REFERENCE: Human Movement Science 26 (2007) 841-852

https://www.researchgate.net/publication/5909775_3D_analysis_of_the_body_center_of_mass_in_rock_climbing

Rock climbing trajectory: A global variable of rock climbing performance

AUTHORS: D.M. Binney, T. Cochrane | Year: 2002

SUMMARY/RESULTS: The researchers analyzed the length of 72 climbers’ movement paths up 4 competitive climbs at the national and international level. The researchers found that a shorter movement path up the wall appeared to be correlated with climbing performance.

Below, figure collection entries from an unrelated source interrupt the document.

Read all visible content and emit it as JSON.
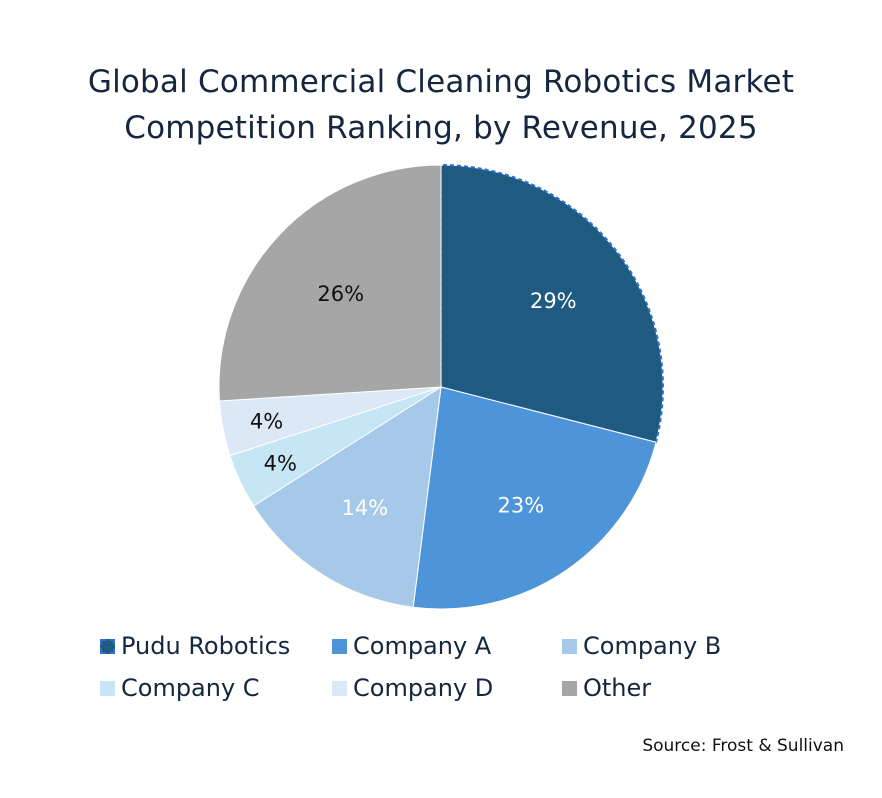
{
  "chart_data": {
    "type": "pie",
    "title_lines": [
      "Global Commercial Cleaning Robotics Market",
      "Competition Ranking, by Revenue, 2025"
    ],
    "slices": [
      {
        "label": "Pudu Robotics",
        "value": 29,
        "display": "29%",
        "color": "#1f5a80",
        "label_color": "#ffffff"
      },
      {
        "label": "Company A",
        "value": 23,
        "display": "23%",
        "color": "#4d95d8",
        "label_color": "#ffffff"
      },
      {
        "label": "Company B",
        "value": 14,
        "display": "14%",
        "color": "#a6c9ea",
        "label_color": "#ffffff"
      },
      {
        "label": "Company C",
        "value": 4,
        "display": "4%",
        "color": "#c7e6f5",
        "label_color": "#111111"
      },
      {
        "label": "Company D",
        "value": 4,
        "display": "4%",
        "color": "#dde8f6",
        "label_color": "#111111"
      },
      {
        "label": "Other",
        "value": 26,
        "display": "26%",
        "color": "#a6a6a6",
        "label_color": "#111111"
      }
    ],
    "start_angle_deg": 0,
    "direction": "clockwise",
    "legend_position": "bottom",
    "source": "Source: Frost & Sullivan"
  }
}
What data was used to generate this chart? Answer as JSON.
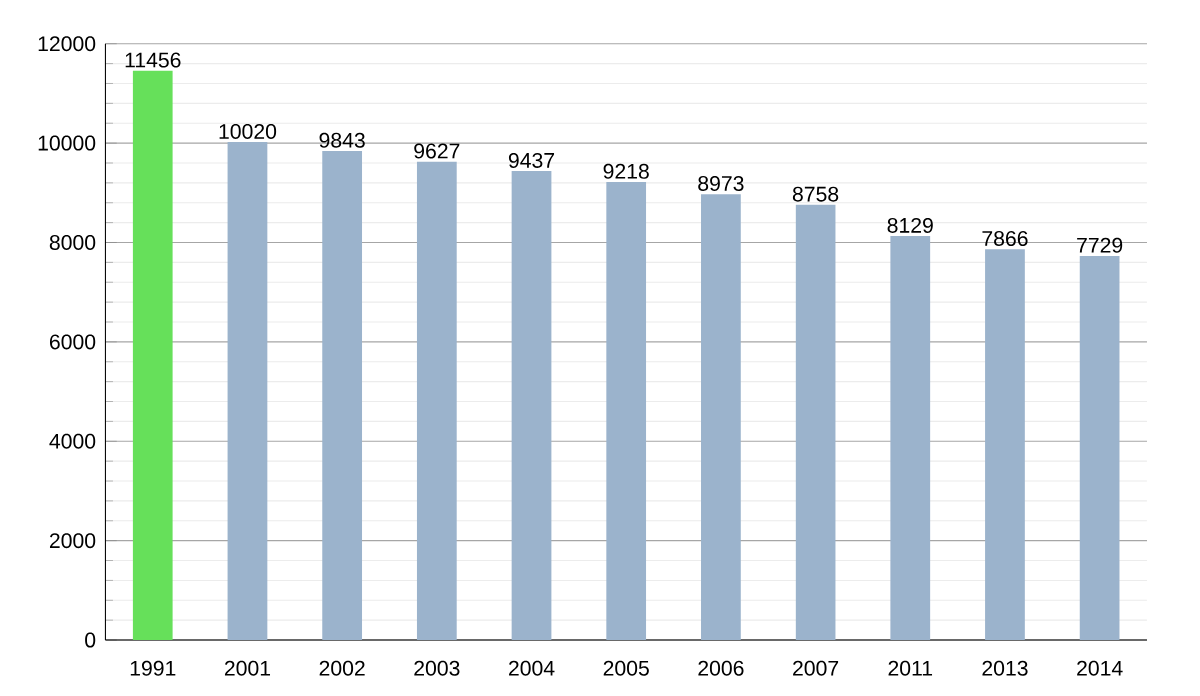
{
  "chart_data": {
    "type": "bar",
    "categories": [
      "1991",
      "2001",
      "2002",
      "2003",
      "2004",
      "2005",
      "2006",
      "2007",
      "2011",
      "2013",
      "2014"
    ],
    "values": [
      11456,
      10020,
      9843,
      9627,
      9437,
      9218,
      8973,
      8758,
      8129,
      7866,
      7729
    ],
    "colors": [
      "#66e05a",
      "#9bb3cc",
      "#9bb3cc",
      "#9bb3cc",
      "#9bb3cc",
      "#9bb3cc",
      "#9bb3cc",
      "#9bb3cc",
      "#9bb3cc",
      "#9bb3cc",
      "#9bb3cc"
    ],
    "ylim": [
      0,
      12000
    ],
    "yticks": [
      0,
      2000,
      4000,
      6000,
      8000,
      10000,
      12000
    ],
    "grid": "y",
    "data_labels": true
  }
}
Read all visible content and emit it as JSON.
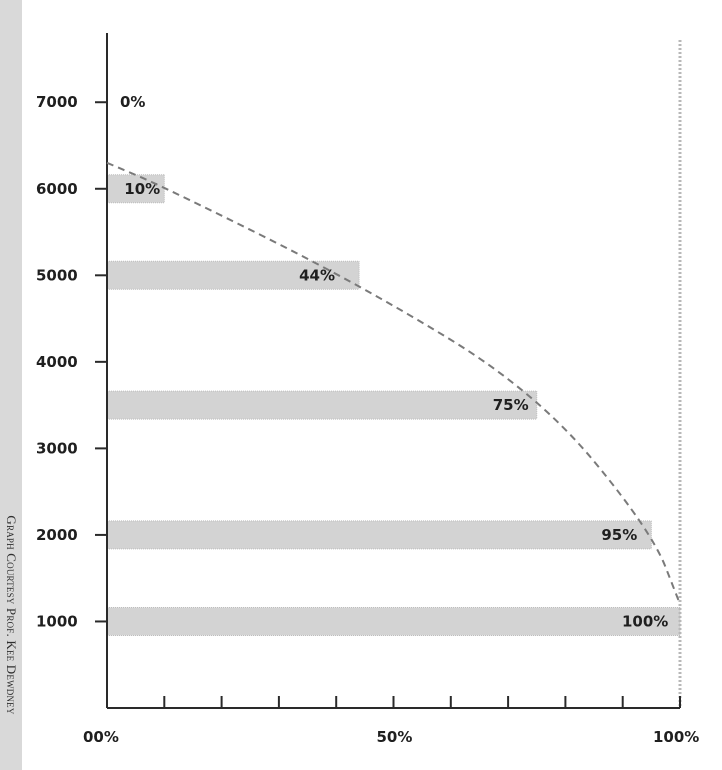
{
  "credit": {
    "text": "Graph Courtesy Prof. Kee Dewdney"
  },
  "chart_data": {
    "type": "bar",
    "orientation": "horizontal",
    "x": [
      10,
      44,
      75,
      95,
      100
    ],
    "y": [
      6000,
      5000,
      3500,
      2000,
      1000
    ],
    "data_labels": [
      "10%",
      "44%",
      "75%",
      "95%",
      "100%"
    ],
    "extra_labels": [
      {
        "x": 0,
        "y": 7000,
        "text": "0%"
      }
    ],
    "x_ticks": [
      0,
      10,
      20,
      30,
      40,
      50,
      60,
      70,
      80,
      90,
      100
    ],
    "x_tick_labels": [
      {
        "x": 0,
        "label": "00%"
      },
      {
        "x": 50,
        "label": "50%"
      },
      {
        "x": 100,
        "label": "100%"
      }
    ],
    "y_ticks": [
      1000,
      2000,
      3000,
      4000,
      5000,
      6000,
      7000
    ],
    "y_tick_labels": [
      "1000",
      "2000",
      "3000",
      "4000",
      "5000",
      "6000",
      "7000"
    ],
    "xlim": [
      0,
      100
    ],
    "ylim": [
      0,
      7800
    ],
    "reference_line_x": 100,
    "curve": {
      "style": "dashed",
      "points": [
        [
          0,
          6300
        ],
        [
          10,
          6020
        ],
        [
          44,
          4900
        ],
        [
          75,
          3650
        ],
        [
          95,
          2050
        ],
        [
          100,
          1200
        ]
      ]
    },
    "grid": false,
    "colors": {
      "bar": "#d3d3d3",
      "axis": "#2a2a2a",
      "curve": "#7a7a7a",
      "reference_line": "#b8b8b8"
    }
  }
}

REFERENCE: University of Sheffield Ccentre of Sports Medicine, University of Stafford School of Health, 2002, 2nd Conference Scie tech Climbing & Mountaineering

https://www.thebmc.co.uk/bmcNews/media/u_content/File/competitions/high_perfomance_archive/trajectory.pdf

Analysis of climbing technique using the ProReflex Motion Analysis System

AUTHOR: Bursnall, Messenger | Year: 1999

SUMMARY/RESULTS: Researchers used a video analysis tool to compare the arm movement of five subjects on a wall in quadrupedal posture executing first a low reaching task and then a high reaching task. The primary purpose was to evaluate the use of the video analysis tool in identifying differences and similarities between the climbers for a simple hand movement, which it did. Results also support (1) Quaine et al (1997) in that while reaching for a high hold the body was positioned closer to the wall, and (2) suggestion that lower limbs are principally concerned with supporting body weight.

REFERENCE: International Conference on Science and Technology in Climbing and Mountaineering, 1999, Leeds UK.

http://dk.mors.si/Dokument.php?id=42&lang=eng

Three dimensional analysis of rock climbing techniques

AUTHORS: Werner, Gebert, Kauer | Year: 1999

SUMMARY/RESULTS: Authors used video to analyze four climbers at the 1993 Innsbruck World Cup who were exiting a roof section of a climb. Authors conclude that it may be important to hold one’s center of gravity near to the wall and keep constant velocity in raising one’s center of gravity.

REFERENCE: International Conference on Science and Technology in Climbing and Mountaineering, 1999, Leeds UK.